• 18. Regression: a linear model

Motivating example: We have learned a few linear models (a two-sample t-test and an ANOVA), and now we want to see how linear regression fits in this linear model framework. Here, we connect linear regression to the models we have already seen by showing how an intercept and slope generate predicted values, how residuals measure prediction error, and how to build this model in R with the lm() function.

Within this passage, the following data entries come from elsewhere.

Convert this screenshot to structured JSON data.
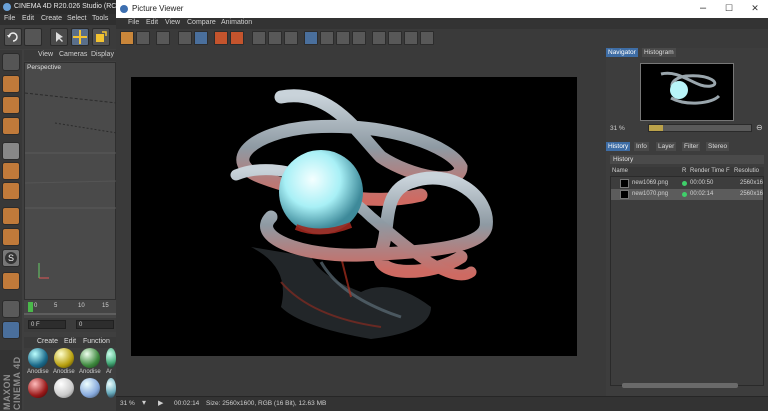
{
  "c4d": {
    "title": "CINEMA 4D R20.026 Studio (RC - R",
    "menu": [
      "File",
      "Edit",
      "Create",
      "Select",
      "Tools"
    ],
    "viewport_menu": [
      "View",
      "Cameras",
      "Display"
    ],
    "viewport_label": "Perspective",
    "timeline_ticks": [
      "0",
      "5",
      "10",
      "15"
    ],
    "frame_start": "0 F",
    "frame_current": "0",
    "material_menu": [
      "Create",
      "Edit",
      "Function"
    ],
    "materials": [
      "Anodise",
      "Anodise",
      "Anodise",
      "Ar"
    ],
    "brand": "MAXON CINEMA 4D"
  },
  "viewer": {
    "title": "Picture Viewer",
    "menu": [
      "File",
      "Edit",
      "View",
      "Compare",
      "Animation"
    ],
    "window_controls": [
      "–",
      "☐",
      "✕"
    ],
    "panel_tabs_top": [
      "Navigator",
      "Histogram"
    ],
    "zoom": "31 %",
    "panel_tabs": [
      "History",
      "Info",
      "Layer",
      "Filter",
      "Stereo"
    ],
    "history_title": "History",
    "columns": [
      "Name",
      "R",
      "Render Time",
      "F",
      "Resolutio"
    ],
    "history": [
      {
        "name": "new1069.png",
        "time": "00:00:50",
        "res": "2560x16"
      },
      {
        "name": "new1070.png",
        "time": "00:02:14",
        "res": "2560x16"
      }
    ],
    "status": {
      "zoom": "31 %",
      "time": "00:02:14",
      "info": "Size: 2560x1600, RGB (16 Bit), 12.63 MB"
    }
  },
  "colors": {
    "accent": "#3e6da5",
    "green": "#3fcf6a"
  }
}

Learning goals: By the end of this section, you should be able to:

Explain how a regression model predicts \(\hat{Y}\) from an intercept and slope.
Calculate and interpret fitted values and residuals.
Explain how the slope and intercept are found from summaries of \(X\) and \(Y\).
Fit a simple linear regression in R using lm().
Use augment() to extract fitted values and residuals from a regression model.

Loading and formatting data

ril_link <- "https://raw.githubusercontent.com/ybrandvain/datasets/refs/heads/master/clarkia_rils.csv"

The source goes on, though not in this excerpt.